Let the neuron do the work!
Using membrane potentials, scientists devise a novel method to infer dynamic interactions among groups of neurons
Our understanding of how the brain processes and transmits information is still sketchy at best. One thing is clear however: neurons do not act in isolation. Rather, they need to join forces and emit their action potentials, or spikes, in a coordinated fashion to be effective. How exactly this is done in the brain remains elusive though. Neurons could operate either in small groups or in huge populations, their coordinated action could be very precise in time or rather sloppy. Advanced methods of data analysis can help to gain new insight into these and related questions, and it is indispensable to develop and apply new such tools that are both effective and reliable.
A common method to analyse data in order to hunt down such coordinated spike events – often dubbed correlations – is to look at spike recordings from multiple single neurons and to see what kind of statistical dependencies show up in their signals. This approach, however, has its downsides, many of them related to the technical difficulties one has to master when listening to a large number of identified neurons simultaneously. These constraints currently impose serious limits to scientific progress in this field.
Imke Reimer and her colleagues at the Bernstein Center Freiburg now present a new method in the Journal of Computational Neuroscience that evaluates the intracellular membrane potential of just one neuron, and in this way infers higher-order correlations among the neurons that send their input to this neuron using chemical synapses. More specifically, the scientists paid attention to the so-called subthreshold fluctuations. These changes within the electrical potential of a neuron are caused by input from other nerve cells, but do not cause the cell to elicit an electrical impulse itself. To achieve the generation of such a pulse, the fluctuations have to depolarise the cell enough to reach a threshold before it fires a spike.
The method of recording and analysing the correlations among several neurons using the recording of just one individual cell has two very important advantages: Very large populations of hundreds or even thousands of neurons can be studied, and “spike sorting” becomes obsolete. Spike sorting describes the labour-intensive and error-prone process of unequivocally attributing the impulses recorded from many cells within a piece of brain tissue to individual neurons. Besides rendering spike-sorting unnecessary, this new approach truly emphasizes the functional aspects of higher-order statistics, as it infers exactly those correlations that are “seen” by a neuron.

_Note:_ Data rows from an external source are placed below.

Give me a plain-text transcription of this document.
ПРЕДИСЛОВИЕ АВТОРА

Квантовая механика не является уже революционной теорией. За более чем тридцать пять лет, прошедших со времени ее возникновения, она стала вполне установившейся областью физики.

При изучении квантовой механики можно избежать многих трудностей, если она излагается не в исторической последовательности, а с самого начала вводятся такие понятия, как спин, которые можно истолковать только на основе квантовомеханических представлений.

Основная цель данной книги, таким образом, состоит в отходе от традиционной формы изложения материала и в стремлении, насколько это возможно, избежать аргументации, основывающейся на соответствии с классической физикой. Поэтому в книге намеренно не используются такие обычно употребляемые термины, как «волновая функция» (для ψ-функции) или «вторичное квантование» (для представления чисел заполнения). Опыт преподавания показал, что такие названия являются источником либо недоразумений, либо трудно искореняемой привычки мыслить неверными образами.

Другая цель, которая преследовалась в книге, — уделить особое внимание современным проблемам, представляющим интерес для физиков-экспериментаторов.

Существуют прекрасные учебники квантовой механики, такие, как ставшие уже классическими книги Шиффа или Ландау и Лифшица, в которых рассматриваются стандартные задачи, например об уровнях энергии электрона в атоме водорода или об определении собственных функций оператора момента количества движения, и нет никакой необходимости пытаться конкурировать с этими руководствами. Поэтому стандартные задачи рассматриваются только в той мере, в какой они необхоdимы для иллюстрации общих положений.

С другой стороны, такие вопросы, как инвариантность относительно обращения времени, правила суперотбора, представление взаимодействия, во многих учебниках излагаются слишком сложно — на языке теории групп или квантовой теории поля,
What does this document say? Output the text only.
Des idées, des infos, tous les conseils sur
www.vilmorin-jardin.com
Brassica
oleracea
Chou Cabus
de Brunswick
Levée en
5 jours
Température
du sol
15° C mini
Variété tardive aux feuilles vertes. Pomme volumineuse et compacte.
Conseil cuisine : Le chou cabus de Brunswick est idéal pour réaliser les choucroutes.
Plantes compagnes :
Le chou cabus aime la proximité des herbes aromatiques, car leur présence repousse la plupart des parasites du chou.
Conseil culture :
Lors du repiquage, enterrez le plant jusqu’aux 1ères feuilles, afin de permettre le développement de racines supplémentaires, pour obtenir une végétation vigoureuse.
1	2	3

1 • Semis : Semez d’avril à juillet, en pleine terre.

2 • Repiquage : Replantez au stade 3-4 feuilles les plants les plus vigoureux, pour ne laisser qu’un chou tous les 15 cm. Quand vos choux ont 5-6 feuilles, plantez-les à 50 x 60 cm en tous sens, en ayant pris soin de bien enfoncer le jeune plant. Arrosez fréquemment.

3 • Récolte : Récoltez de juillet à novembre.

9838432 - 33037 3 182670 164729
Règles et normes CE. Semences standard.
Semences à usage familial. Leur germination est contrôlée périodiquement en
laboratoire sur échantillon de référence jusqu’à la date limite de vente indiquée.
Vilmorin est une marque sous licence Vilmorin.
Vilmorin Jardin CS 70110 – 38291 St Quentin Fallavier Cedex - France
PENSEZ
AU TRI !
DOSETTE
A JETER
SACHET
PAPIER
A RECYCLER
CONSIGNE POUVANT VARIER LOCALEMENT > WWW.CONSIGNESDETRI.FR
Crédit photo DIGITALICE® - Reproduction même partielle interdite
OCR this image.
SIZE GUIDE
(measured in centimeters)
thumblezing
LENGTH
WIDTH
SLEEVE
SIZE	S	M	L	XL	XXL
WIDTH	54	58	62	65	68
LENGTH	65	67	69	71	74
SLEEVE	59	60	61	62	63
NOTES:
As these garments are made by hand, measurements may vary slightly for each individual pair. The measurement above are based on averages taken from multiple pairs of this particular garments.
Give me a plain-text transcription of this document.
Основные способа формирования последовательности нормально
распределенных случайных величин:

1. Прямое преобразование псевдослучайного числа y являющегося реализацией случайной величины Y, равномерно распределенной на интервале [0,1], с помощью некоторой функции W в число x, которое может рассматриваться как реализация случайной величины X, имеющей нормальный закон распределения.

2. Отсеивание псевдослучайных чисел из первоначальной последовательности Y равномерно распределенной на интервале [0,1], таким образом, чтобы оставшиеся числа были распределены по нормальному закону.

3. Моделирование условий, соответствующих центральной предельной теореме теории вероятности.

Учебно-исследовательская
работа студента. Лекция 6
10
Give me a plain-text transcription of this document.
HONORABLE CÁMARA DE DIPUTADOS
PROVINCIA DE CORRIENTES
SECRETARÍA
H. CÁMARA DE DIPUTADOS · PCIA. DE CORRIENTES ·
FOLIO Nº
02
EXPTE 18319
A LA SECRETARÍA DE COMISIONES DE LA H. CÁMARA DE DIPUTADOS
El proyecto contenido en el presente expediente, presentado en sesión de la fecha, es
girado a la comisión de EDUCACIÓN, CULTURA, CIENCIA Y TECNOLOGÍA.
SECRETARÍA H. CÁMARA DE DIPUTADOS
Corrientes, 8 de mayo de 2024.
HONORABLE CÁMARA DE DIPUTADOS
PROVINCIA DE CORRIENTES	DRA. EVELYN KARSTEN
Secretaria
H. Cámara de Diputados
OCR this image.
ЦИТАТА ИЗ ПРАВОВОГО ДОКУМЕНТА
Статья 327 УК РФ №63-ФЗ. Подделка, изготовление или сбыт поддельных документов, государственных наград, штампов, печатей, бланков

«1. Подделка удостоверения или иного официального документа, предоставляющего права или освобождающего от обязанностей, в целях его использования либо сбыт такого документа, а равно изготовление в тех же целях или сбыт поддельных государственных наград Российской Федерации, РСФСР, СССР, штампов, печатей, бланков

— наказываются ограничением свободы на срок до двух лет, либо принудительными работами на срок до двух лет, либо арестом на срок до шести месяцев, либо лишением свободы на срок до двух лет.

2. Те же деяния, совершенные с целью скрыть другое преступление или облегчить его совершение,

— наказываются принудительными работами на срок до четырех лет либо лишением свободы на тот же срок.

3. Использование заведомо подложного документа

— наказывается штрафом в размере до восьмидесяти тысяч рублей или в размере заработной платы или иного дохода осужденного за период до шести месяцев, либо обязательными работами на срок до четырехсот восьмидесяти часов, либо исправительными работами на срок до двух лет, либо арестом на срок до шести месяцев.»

By simulating the whole procedure on a computer, Reimer and her colleagues tested the new method of using a neuron as an “antenna” that senses correlations in its input activity. Their analysis showed that this method is surprisingly sensitive to weak higher-order correlations, and that only relatively short stretches of membrane potential are required for their reliable inference. Equally important is their finding that this approach is remarkably robust and works reliably also in real-life conditions. It is for these reasons that the scientists from Freiburg are optimistic that, using this new tool, they will now be able to make a fresh attempt to address the above-mentioned questions of neuronal coordination, this time based on experiments in which the fluctuations of membrane potentials are recorded in real nerve cells.
Original article:
Imke Reimer, Benjamin Staude, Clemens Boucsein and Stefan Rotter (2013) A new method to infer higher-order spike correlations from membrane potentials. J Comput Neurosci. [Epub ahead of print]
Image:
Relating subthreshold membrane potential fluctuations of a neuron and properties of its input spike trains: A neuron receives action potentials which have been elicited by many presynaptic neurons (raster display at top). While this activity is not observed, intracellular recordings allow to analyse the resulting subthreshold membrane potential fluctuations of a neuron (bottom). This signal contains information about the input population, and in particular the correlated spikes there give rise to salient deflections in the membrane potential. Analysis of this signal, therefore, may reveal higher-order spike correlations in the input population (arrow). The membrane potential trace has been recorded intracellularly from a pyramidal neuron in the primary visual cortex of a rat.